Hong Lin, Zhao Zongbao, Melançon Charles E, Zhang Hua, Liu Hung-wen
Division of Medicinal Chemistry, College of Pharmacy, University of Texas at Austin, Austin, Texas 78712, USA.
J Am Chem Soc. 2008 Apr 9;130(14):4954-67. doi: 10.1021/ja0771383. Epub 2008 Mar 18.
Forosamine (4-dimethylamino)-2,3,4,6-tetradeoxy-beta-D-threo-hexopyranose) is a highly deoxygenated sugar component of several important natural products, including the potent yet environmentally benign insecticide spinosyns. To study D-forosamine biosynthesis, the five genes (spnO, N, Q, R, and S) from the spinosyn gene cluster thought to be involved in the conversion of TDP-4-keto-6-deoxy-D-glucose to TDP-D-forosamine were cloned and heterologously expressed, and the corresponding proteins were purified and their activities examined in vitro. Previous work demonstrated that SpnQ functions as a pyridoxamine 5'-monophosphate (PMP)-dependent 3-dehydrase which, in the presence of the cellular reductase pairs ferredoxin/ferredoxin reductase or flavodoxin/flavodoxin reductase, catalyzes C-3 deoxygenation of TDP-4-keto-2,6-dideoxy-D-glucose.
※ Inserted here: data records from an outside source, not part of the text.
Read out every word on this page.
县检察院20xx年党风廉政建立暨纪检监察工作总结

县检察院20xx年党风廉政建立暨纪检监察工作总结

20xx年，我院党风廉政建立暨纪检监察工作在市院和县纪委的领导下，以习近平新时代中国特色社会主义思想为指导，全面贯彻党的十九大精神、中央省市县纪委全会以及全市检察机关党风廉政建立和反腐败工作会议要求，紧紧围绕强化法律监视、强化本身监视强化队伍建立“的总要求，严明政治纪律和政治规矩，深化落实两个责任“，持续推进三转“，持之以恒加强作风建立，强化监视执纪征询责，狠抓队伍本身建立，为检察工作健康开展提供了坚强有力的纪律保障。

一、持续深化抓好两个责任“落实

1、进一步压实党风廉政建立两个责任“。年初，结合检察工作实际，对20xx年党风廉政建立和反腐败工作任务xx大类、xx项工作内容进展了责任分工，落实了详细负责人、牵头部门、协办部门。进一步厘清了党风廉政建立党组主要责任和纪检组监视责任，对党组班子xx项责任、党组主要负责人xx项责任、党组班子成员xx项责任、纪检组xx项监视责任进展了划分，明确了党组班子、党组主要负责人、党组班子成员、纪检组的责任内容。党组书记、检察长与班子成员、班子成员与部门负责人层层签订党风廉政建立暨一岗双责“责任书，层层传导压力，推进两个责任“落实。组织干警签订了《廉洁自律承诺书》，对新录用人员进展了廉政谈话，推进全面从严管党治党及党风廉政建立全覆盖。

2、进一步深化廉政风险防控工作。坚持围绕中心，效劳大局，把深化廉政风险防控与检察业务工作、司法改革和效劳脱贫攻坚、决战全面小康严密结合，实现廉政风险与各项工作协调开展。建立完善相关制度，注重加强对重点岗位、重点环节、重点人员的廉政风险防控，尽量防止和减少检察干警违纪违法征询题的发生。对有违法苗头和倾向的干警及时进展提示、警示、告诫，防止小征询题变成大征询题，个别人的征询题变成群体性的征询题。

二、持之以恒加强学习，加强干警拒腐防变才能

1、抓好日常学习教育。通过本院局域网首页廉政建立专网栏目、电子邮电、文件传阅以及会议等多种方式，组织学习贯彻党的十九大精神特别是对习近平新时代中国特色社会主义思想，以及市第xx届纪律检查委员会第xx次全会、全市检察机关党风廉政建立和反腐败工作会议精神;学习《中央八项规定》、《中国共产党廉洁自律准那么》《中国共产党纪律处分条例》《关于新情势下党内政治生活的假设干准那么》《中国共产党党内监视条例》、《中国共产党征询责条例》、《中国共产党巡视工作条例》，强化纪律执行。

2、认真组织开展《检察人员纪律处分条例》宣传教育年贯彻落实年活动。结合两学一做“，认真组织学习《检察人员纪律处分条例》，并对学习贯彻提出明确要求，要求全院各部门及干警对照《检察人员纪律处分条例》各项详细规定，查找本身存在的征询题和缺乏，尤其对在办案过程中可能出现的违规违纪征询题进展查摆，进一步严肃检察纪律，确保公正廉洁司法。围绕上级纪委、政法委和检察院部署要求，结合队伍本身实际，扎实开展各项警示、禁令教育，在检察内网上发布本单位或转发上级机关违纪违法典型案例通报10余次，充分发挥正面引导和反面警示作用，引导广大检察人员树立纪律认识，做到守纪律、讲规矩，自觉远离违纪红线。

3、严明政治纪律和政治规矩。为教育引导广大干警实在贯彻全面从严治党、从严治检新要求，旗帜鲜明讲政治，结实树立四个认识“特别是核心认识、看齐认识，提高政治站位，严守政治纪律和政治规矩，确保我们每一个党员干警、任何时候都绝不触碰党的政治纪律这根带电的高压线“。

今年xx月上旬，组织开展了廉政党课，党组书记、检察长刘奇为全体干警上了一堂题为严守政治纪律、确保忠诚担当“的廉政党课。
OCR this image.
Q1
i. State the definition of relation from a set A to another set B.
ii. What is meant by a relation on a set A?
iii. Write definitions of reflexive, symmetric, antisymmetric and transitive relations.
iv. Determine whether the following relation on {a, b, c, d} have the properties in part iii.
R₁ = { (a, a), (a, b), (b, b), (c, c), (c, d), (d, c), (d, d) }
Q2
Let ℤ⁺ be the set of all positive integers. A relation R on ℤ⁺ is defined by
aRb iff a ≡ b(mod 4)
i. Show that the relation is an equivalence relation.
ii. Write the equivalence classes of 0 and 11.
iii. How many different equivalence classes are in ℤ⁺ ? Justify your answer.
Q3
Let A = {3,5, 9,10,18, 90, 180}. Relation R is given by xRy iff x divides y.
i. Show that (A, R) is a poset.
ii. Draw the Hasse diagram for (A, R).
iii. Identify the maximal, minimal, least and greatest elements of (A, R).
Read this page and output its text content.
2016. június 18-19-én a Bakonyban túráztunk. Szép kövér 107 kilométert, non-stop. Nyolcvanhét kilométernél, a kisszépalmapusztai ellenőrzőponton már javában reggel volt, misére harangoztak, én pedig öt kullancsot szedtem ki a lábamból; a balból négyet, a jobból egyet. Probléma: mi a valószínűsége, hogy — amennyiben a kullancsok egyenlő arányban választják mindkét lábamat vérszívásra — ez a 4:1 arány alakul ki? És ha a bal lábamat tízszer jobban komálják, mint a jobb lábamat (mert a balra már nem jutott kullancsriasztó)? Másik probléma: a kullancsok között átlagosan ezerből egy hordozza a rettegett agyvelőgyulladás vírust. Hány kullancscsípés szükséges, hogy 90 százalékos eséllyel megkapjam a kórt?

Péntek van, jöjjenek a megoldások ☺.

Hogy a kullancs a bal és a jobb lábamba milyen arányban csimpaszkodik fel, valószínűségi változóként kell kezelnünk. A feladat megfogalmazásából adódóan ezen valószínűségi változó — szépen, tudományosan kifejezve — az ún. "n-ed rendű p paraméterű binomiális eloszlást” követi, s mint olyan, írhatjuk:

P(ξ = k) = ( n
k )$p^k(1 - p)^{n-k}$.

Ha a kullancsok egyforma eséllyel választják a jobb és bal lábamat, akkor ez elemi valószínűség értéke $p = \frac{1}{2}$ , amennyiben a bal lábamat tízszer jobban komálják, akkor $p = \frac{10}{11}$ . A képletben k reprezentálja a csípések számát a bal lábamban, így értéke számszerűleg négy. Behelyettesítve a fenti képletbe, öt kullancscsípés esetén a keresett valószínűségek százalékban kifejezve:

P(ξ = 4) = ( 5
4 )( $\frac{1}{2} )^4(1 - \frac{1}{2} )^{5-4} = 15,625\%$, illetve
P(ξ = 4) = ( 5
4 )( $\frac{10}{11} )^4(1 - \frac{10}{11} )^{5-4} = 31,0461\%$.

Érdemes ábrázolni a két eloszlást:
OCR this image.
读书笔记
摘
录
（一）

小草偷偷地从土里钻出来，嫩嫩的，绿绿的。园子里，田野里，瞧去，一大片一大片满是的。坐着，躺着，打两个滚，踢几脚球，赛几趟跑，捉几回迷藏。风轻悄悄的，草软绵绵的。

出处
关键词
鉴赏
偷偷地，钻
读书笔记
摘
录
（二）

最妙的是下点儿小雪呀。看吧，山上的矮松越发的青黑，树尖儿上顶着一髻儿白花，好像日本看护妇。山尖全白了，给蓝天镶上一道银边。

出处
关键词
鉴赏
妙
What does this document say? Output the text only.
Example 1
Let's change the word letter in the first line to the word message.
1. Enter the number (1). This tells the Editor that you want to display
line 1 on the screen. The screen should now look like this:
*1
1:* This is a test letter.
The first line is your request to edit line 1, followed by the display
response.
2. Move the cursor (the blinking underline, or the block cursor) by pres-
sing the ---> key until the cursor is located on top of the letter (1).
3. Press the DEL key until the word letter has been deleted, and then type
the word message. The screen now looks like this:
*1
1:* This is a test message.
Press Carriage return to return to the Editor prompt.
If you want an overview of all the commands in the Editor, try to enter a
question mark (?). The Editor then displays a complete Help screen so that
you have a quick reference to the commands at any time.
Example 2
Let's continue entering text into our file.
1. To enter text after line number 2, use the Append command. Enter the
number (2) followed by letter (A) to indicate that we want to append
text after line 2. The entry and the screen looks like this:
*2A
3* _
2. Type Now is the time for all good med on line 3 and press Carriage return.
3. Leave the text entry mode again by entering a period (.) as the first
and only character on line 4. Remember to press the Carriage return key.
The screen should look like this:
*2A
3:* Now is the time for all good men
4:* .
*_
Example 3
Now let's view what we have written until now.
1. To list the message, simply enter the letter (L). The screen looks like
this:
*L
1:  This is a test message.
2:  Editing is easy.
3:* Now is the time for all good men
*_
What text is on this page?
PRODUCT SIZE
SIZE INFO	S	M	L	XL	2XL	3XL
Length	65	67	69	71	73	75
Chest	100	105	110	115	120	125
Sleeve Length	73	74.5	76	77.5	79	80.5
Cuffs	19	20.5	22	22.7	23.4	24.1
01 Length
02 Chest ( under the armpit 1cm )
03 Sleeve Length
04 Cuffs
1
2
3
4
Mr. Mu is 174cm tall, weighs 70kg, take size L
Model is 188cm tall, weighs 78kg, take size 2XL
It was also established that SpnR functions as a transaminase which converts the SpnQ product, TDP-4-keto-2,3,6-trideoxy-D-glucose, to TDP-4-amino-2,3,4,6-tetradeoxy-D-glucose. The results presented here provide a full account of the characterization of SpnR and SpnQ and reveal that SpnO and SpnN functions as a 2,3-dehydrase and a 3-ketoreductase, respectively. These two enzymes act sequentially to catalyze C-2 deoxygenation of TDP-4-keto-6-deoxy-D-glucose to form the SpnQ substrate, TDP-4-keto-2,6-dideoxy-D-glucose. Evidence has also been obtained to show that SpnS functions as the 4-dimethyltransferase that converts the SpnR product to TDP-D-forosamine. Thus, the biochemical functions of the five enzymes involved in TDP-D-forosamine formation have now been fully elucidated. The steady-state kinetic parameters for the SpnQ-catalyzed reaction have been determined, and the substrate specificities of SpnQ and SpnR have been explored. The implications of this work for natural product glycodiversification and comparative mechanistic analysis of SpnQ and related NDP-sugar 3-dehydrases E1 and ColD are discussed.
福罗胺(4 - 二甲氨基)-2,3,4,6 - 四脱氧 -β-D-苏式己吡喃糖)是几种重要天然产物中的一种高度脱氧糖成分,包括强效且对环境友好的杀虫剂多杀菌素。为了研究D-福罗胺的生物合成,克隆并异源表达了多杀菌素基因簇中被认为参与将TDP - 4 - 酮 - 6 - 脱氧 - D - 葡萄糖转化为TDP - D - 福罗胺的五个基因(spnO、N、Q、R和S),纯化了相应的蛋白质并在体外检测了它们的活性。先前的研究表明,SpnQ作为一种依赖磷酸吡哆胺5'-单磷酸(PMP)的3 - 脱水酶,在细胞还原酶对铁氧化还原蛋白/铁氧化还原蛋白还原酶或黄素氧还蛋白/黄素氧还蛋白还原酶存在的情况下,催化TDP - 4 - 酮 - 2,6 - 二脱氧 - D - 葡萄糖的C - 3脱氧反应。还确定SpnR作为一种转氨酶,将SpnQ的产物TDP - 4 - 酮 - 2,3,6 - 三脱氧 - D - 葡萄糖转化为TDP - 4 - 氨基 - 2,3,4,6 - 四脱氧 - D - 葡萄糖。此处给出的结果全面描述了SpnR和SpnQ的特性,并揭示SpnO和SpnN分别作为2,3 - 脱水酶和3 - 酮还原酶发挥作用。这两种酶依次作用,催化TDP - 4 - 酮 - 6 - 脱氧 - D - 葡萄糖的C - 2脱氧反应,形成SpnQ的底物TDP - 4 - 酮 - 2,6 - 二脱氧 - D - 葡萄糖。也已获得证据表明SpnS作为将SpnR的产物转化为TDP - D - 福罗胺的4 - 二甲基转移酶发挥作用。因此,现在已经完全阐明了参与TDP - D - 福罗胺形成的五种酶的生化功能。已确定SpnQ催化反应的稳态动力学参数,并探索了SpnQ和SpnR的底物特异性。讨论了这项工作对天然产物糖多样化的意义以及对SpnQ与相关NDP - 糖3 - 脱水酶E1和ColD的比较机制分析。